Ворота открыла им Кэти.

— Где вы пропадали? — тревожно спросила она. — Я вас жду уже несколько часов.

— Паром опоздал, а потом мы в Булонском лесу плутали, — сказал Мак-Грегор, распахивая вторую створку ворот и пропуская Сеси в «ситроене».

— А зачем было делать крюк через Булонский?

— Мы не рискнули ехать центром, — сказал Мак-Грегор.

Кэти быстро поцеловала его в щеку, он запер ворота. Подымаясь по наружной лестнице, спросил Кэти:

— Ну, как ты тут?

— Все в порядке.

— Я о здоровье твоем…

— Я совершенно здорова, — ответила Кэти, и он неловко замолчал.

Умывшись и садясь за ужин, который Кэти держала для них разогретым, Мак-Грегор спросил, где Эндрю.

— Я послала его проводить Жизи Марго и побыть у нее — она там одна с прислугой. Прошлой ночью у нее в доме разбили все окна фасада. Муж ее теперь в Риме, пережидает события.

Поужинали молча, затем Сеси ушла спать, и они без слов посидели друг против друга за ореховым столом, чувствуя, что сейчас не время и не место выяснять отношения после десятидневной разлуки.

— Почему ты не телеграфировал мне из Тегерана? — спросила Кэти.

— Хотел, чтобы в Иране поменьше знали о моем присутствии… Необходимо было, чтобы мой приезд туда и отъезд прошел как можно незаметнее.

— Виделся ты с Джамалем Джанабом в ИННК?

— Нет, я не заходил к ним.

— А дома у нас ты был?

Мак-Грегор молча качнул головой.

— А знали персы, что ты в курдских районах?

— Не думаю. Я в основном автобусами добирался.

Он чувствовал: ей хочется узнать, с чем он вернулся от курдов, — и ждал напряженно. И вот наконец тревога пересилила в Кэти сдержанность.

— Они и теперь рассчитывают на тебя, не правда ли? — произнесла она. — И даже больше прежнего. Опять они тебя опутали?

— Это все ненадолго, — сказал он.

Кэти сидела прямо, чуть выставив подбородок, и в этой осанке ее так и сквозила врожденная властность и сила духа.
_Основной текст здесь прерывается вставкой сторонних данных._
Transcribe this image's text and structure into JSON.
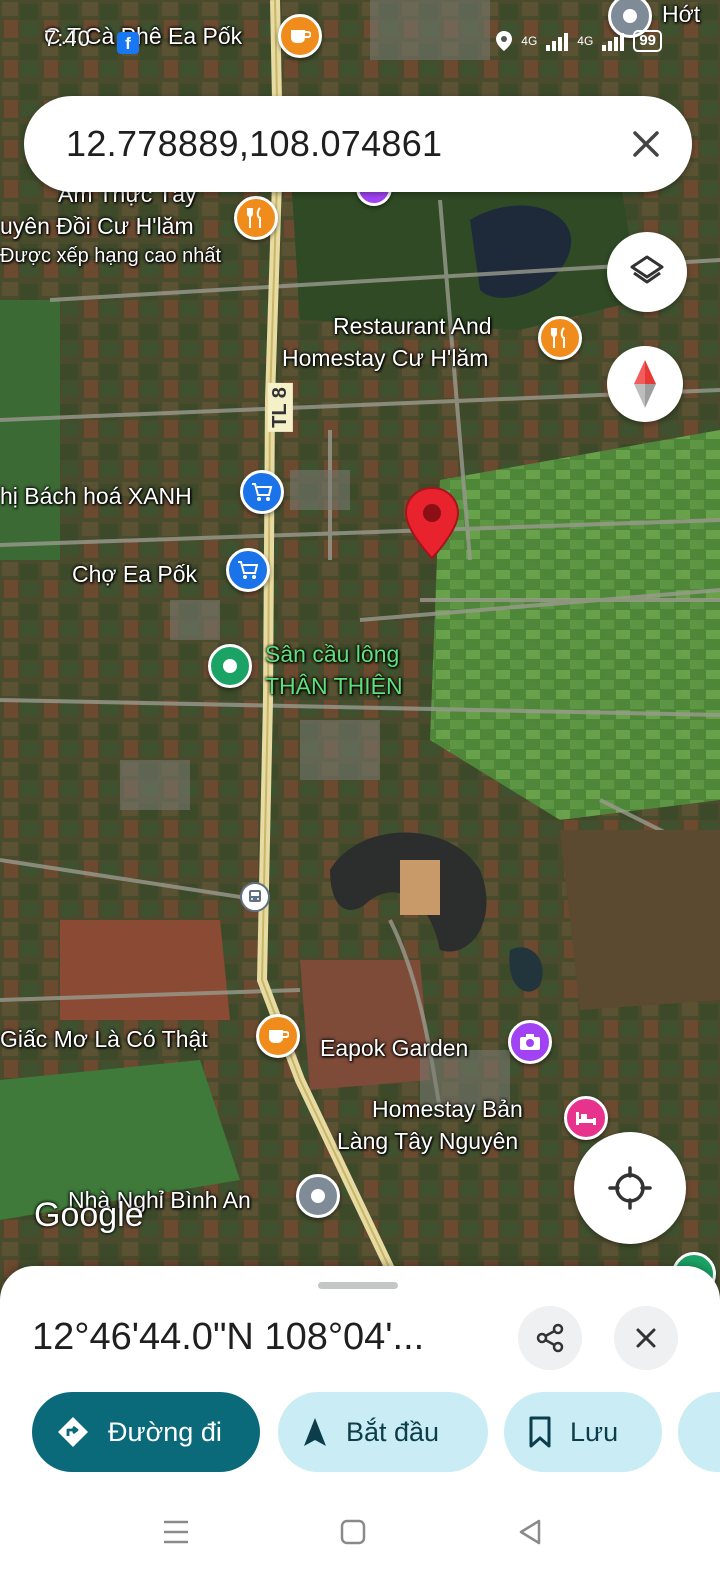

— Итак, ты намерен и дальше упорно вести ту же линию, не считаясь ни с чем? — сказала Кэти.

— Разумеется.

Ему хотелось спросить, чем занята была она эти десять дней. Но он промолчал, сознавая, что готов принять все, почти все на свете, даже Ги Мозеля, лишь бы Кэти сохраняла спокойствие и здравомыслие, пока он не выполнит порученного дела.
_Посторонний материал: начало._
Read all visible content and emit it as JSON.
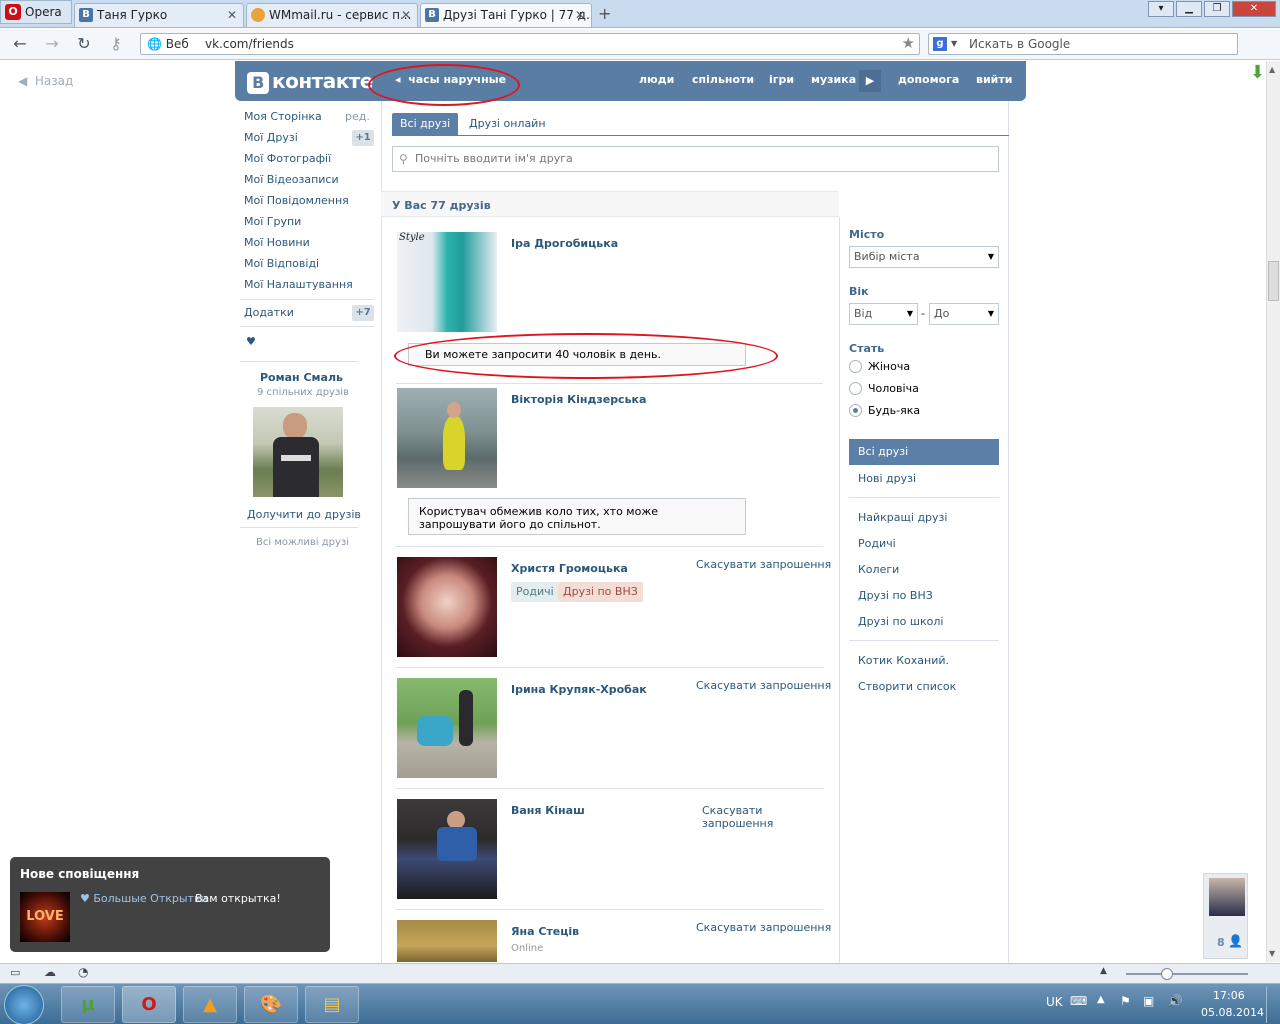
{
  "browser": {
    "app_label": "Opera",
    "tabs": [
      {
        "label": "Таня Гурко"
      },
      {
        "label": "WMmail.ru - сервис п..."
      },
      {
        "label": "Друзі Тані Гурко | 77 д..."
      }
    ],
    "address_prefix": "Веб",
    "url": "vk.com/friends",
    "search_placeholder": "Искать в Google"
  },
  "page": {
    "back_label": "Назад"
  },
  "header": {
    "logo": "контакте",
    "logo_letter": "В",
    "status": "часы наручные",
    "nav": [
      "люди",
      "спільноти",
      "ігри",
      "музика",
      "допомога",
      "вийти"
    ]
  },
  "sidebar": {
    "items": [
      {
        "label": "Моя Сторінка"
      },
      {
        "label": "Мої Друзі"
      },
      {
        "label": "Мої Фотографії"
      },
      {
        "label": "Мої Відеозаписи"
      },
      {
        "label": "Мої Повідомлення"
      },
      {
        "label": "Мої Групи"
      },
      {
        "label": "Мої Новини"
      },
      {
        "label": "Мої Відповіді"
      },
      {
        "label": "Мої Налаштування"
      }
    ],
    "edit_label": "ред.",
    "friends_count": "+1",
    "apps_label": "Додатки",
    "apps_count": "+7",
    "heart": "♥",
    "suggest": {
      "name": "Роман Смаль",
      "mutual": "9 спільних друзів",
      "add_label": "Долучити до друзів",
      "all_label": "Всі можливі друзі"
    }
  },
  "tabs": {
    "all": "Всі друзі",
    "online": "Друзі онлайн"
  },
  "search": {
    "placeholder": "Почніть вводити ім'я друга"
  },
  "summary": "У Вас 77 друзів",
  "friends": [
    {
      "name": "Іра Дрогобицька",
      "photo_caption": "Style",
      "message": "Ви можете запросити 40 чоловік в день."
    },
    {
      "name": "Вікторія Кіндзерська",
      "message": "Користувач обмежив коло тих, хто може запрошувати його до спільнот."
    },
    {
      "name": "Христя Громоцька",
      "action": "Скасувати запрошення",
      "tags": [
        "Родичі",
        "Друзі по ВНЗ"
      ]
    },
    {
      "name": "Ірина Крупяк-Хробак",
      "action": "Скасувати запрошення"
    },
    {
      "name": "Ваня Кінаш",
      "action": "Скасувати запрошення"
    },
    {
      "name": "Яна Стецiв",
      "action": "Скасувати запрошення",
      "status": "Online"
    }
  ],
  "filters": {
    "city_label": "Місто",
    "city_select": "Вибір міста",
    "age_label": "Вік",
    "age_from": "Від",
    "age_dash": "-",
    "age_to": "До",
    "sex_label": "Стать",
    "sex_options": [
      {
        "label": "Жіноча",
        "selected": false
      },
      {
        "label": "Чоловіча",
        "selected": false
      },
      {
        "label": "Будь-яка",
        "selected": true
      }
    ],
    "lists": [
      "Всі друзі",
      "Нові друзі",
      "Найкращі друзі",
      "Родичі",
      "Колеги",
      "Друзі по ВНЗ",
      "Друзі по школі",
      "Котик Коханий.",
      "Створити список"
    ]
  },
  "notification": {
    "title": "Нове сповіщення",
    "thumb_text": "LOVE",
    "source": "♥ Большые Открытки",
    "text": "Вам открытка!"
  },
  "chat_count": "8",
  "taskbar": {
    "lang": "UK",
    "time": "17:06",
    "date": "05.08.2014"
  },
  "colors": {
    "vk_blue": "#597da3",
    "link": "#2b587a",
    "annotation_red": "#e0141e"
  }
}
— Спать иду, — сказала Кэти.

— Я подожду Эндрю, — сказал он и остался в столовой; он был так измотан, что уснул, сидя в старом кожаном кресле.

Через полчаса его, мягко потормошив, разбудил Эндрю:

— Ты бы лег в постель.

— Я тебя ждал: хотел услышать, что тут происходит, — сказал Мак-Грегор, вставая.

— В данный момент происходят, видимо, две вещи одновременно и порознь, — сказал Эндрю. — Что касается студентов — происходит фантастическая революция; что же касается профсоюзов и всех прочих — всеобщая забастовка.

— А разве это не две составные части одного и того же?

— Внешне как будто составные, и так все это и трактуют. Но, по сути дела, они совершенно раздельны.

— И что же последует дальше? — спросил Мак-Грегор, гася свет.

— Понятия не имею. Да и никто не знает… Кстати, говорила тебе мама? Мы прочли в «Монд», что в кази опять стреляли. Как раз когда ты был там в горах.

— Нет, мама не говорила.

— Она места себе не находила от тревоги.

Они стояли на лестничной площадке и переговаривались вполголоса. Вспомнив, что Эндрю вернулся сейчас от Жизи Марго, Мак-Грегор спросил сына, как она там поживает.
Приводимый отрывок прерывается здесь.